The Power of Spiritualityfor Women
By Lisa Erickson
The Last in a Three-Part Series on Meditation for Busy Women
A favorite teacher of mine once said “Spirituality is the personal side of religion.” While religion focuses on ritual and doctrine, spirituality is about our own personal experience of the divine, whether we call that divine God, Goddess, Allah, Yahweh, the Tao, enlightenment, the universe, or something else. Spirituality is about our search for divinity, and our relationship with it. To that end, contemplative practices such as prayer, chanting, devotionals, and meditation have always been the cornerstone of spiritual practice.
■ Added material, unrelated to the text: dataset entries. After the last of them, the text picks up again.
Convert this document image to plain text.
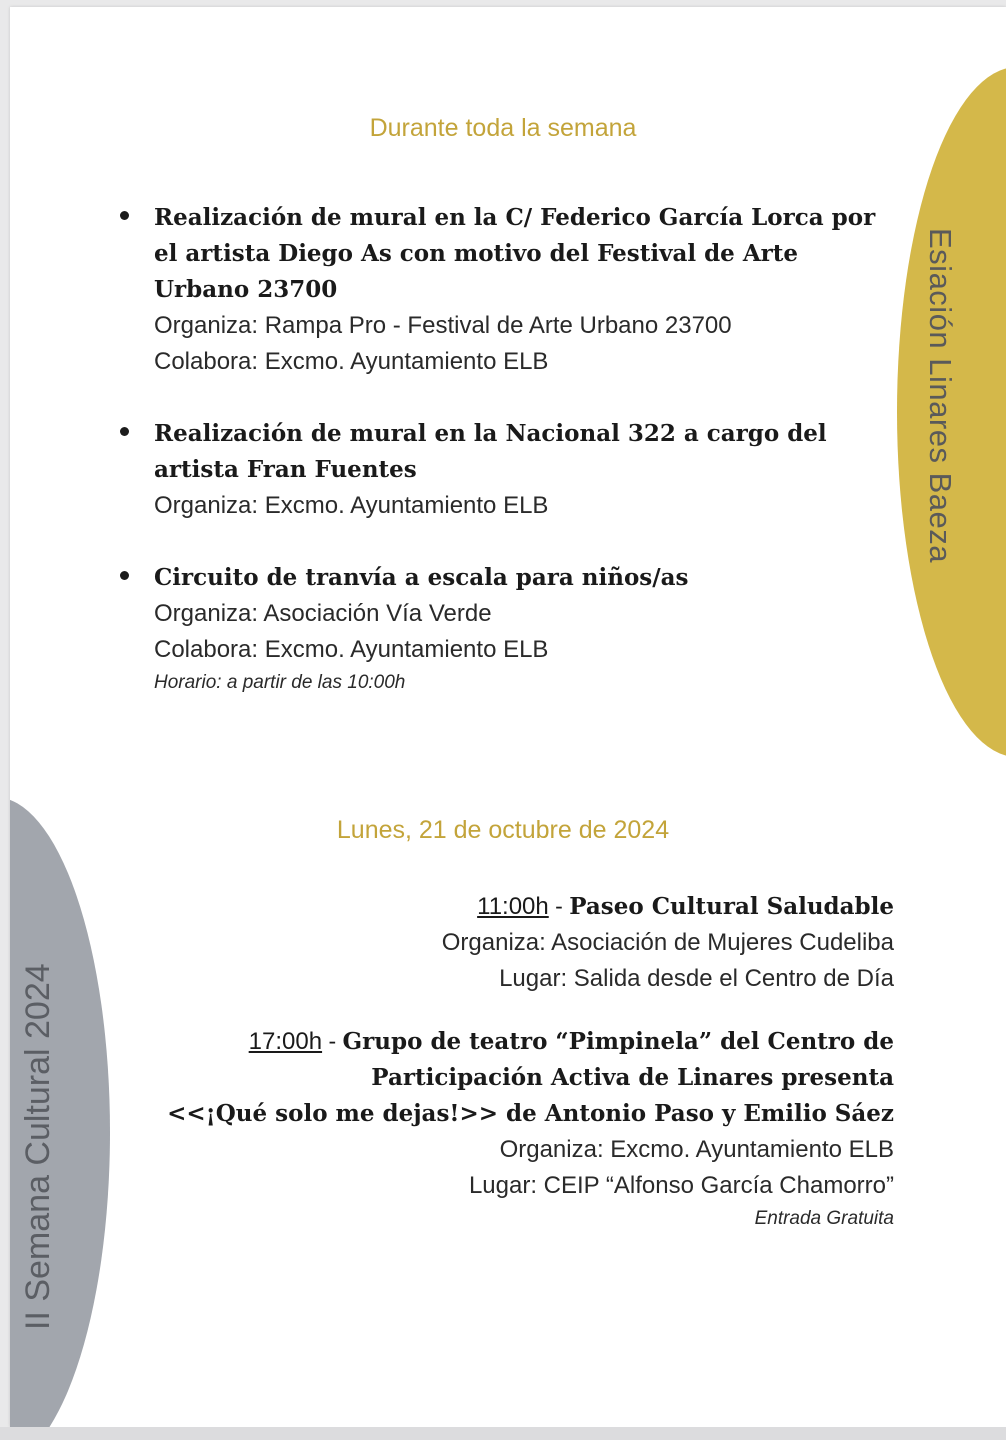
Esiación Linares Baeza
II Semana Cultural 2024
Durante toda la semana
Realización de mural en la C/ Federico García Lorca por
el artista Diego As con motivo del Festival de Arte
Urbano 23700
Organiza: Rampa Pro - Festival de Arte Urbano 23700
Colabora: Excmo. Ayuntamiento ELB
Realización de mural en la Nacional 322 a cargo del
artista Fran Fuentes
Organiza: Excmo. Ayuntamiento ELB
Circuito de tranvía a escala para niños/as
Organiza: Asociación Vía Verde
Colabora: Excmo. Ayuntamiento ELB
Horario: a partir de las 10:00h
Lunes, 21 de octubre de 2024
11:00h - Paseo Cultural Saludable
Organiza: Asociación de Mujeres Cudeliba
Lugar: Salida desde el Centro de Día
17:00h - Grupo de teatro “Pimpinela” del Centro de
Participación Activa de Linares presenta
<<¡Qué solo me dejas!>> de Antonio Paso y Emilio Sáez
Organiza: Excmo. Ayuntamiento ELB
Lugar: CEIP “Alfonso García Chamorro”
Entrada Gratuita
We have to quiet our usually noisy mind before we can hear the subtle voice of spiritual truth. And although women have often been excluded from certain positions and teachings within the world’s religions, they have always managed to practice spiritually. In fact, in spite of great adversity or perhaps because of it some of the world’s most influential and powerful mystics in every world religion have been women.
Consider Margery Kempe, a medieval Christian mystic who experienced profound spiritual visions throughout her life, in addition to bearing and raising fourteen children, and documented it all in the first autobiography in English by a woman. Or Sukhasiddhi, a Buddhist woman with six children, who achieved enlightenment after just one night of instruction at the age of sixty-one. Then there is Hannah Rachel Verbemacher, also known as ’the maiden of Ludmir’, who studied the Torah and Kabbalah practices usually available only to men, and became a respected female Jewish teacher to many. And in Islam there is Rabia Basri, whose love for Allah was so great that despite being sold into slavery as a young girl, grew up to be one of the most revered and famous Sufi mystics and poets.
These are just some of the fascinating women who have pursued their own spiritual truth throughout history. And although they came from vastly different religious backgrounds, their descriptions of their spiritual experiences share remarkable similarities, as do their spiritual methods. None of them were content to simply worship they immersed themselves in prayer and meditation as a means to direct knowledge.
This is the power of contemplative practice, particularly meditation, and the special place it holds in the history of women’s spirituality. You don’t have to be a hermit in a cave or a nun in a convent to experience divinity directly. Just take a few minutes each day to clear your mind and open yourself to a larger force. Try some of the techniques outlined in the first two articles in this series. You never know where they might take you.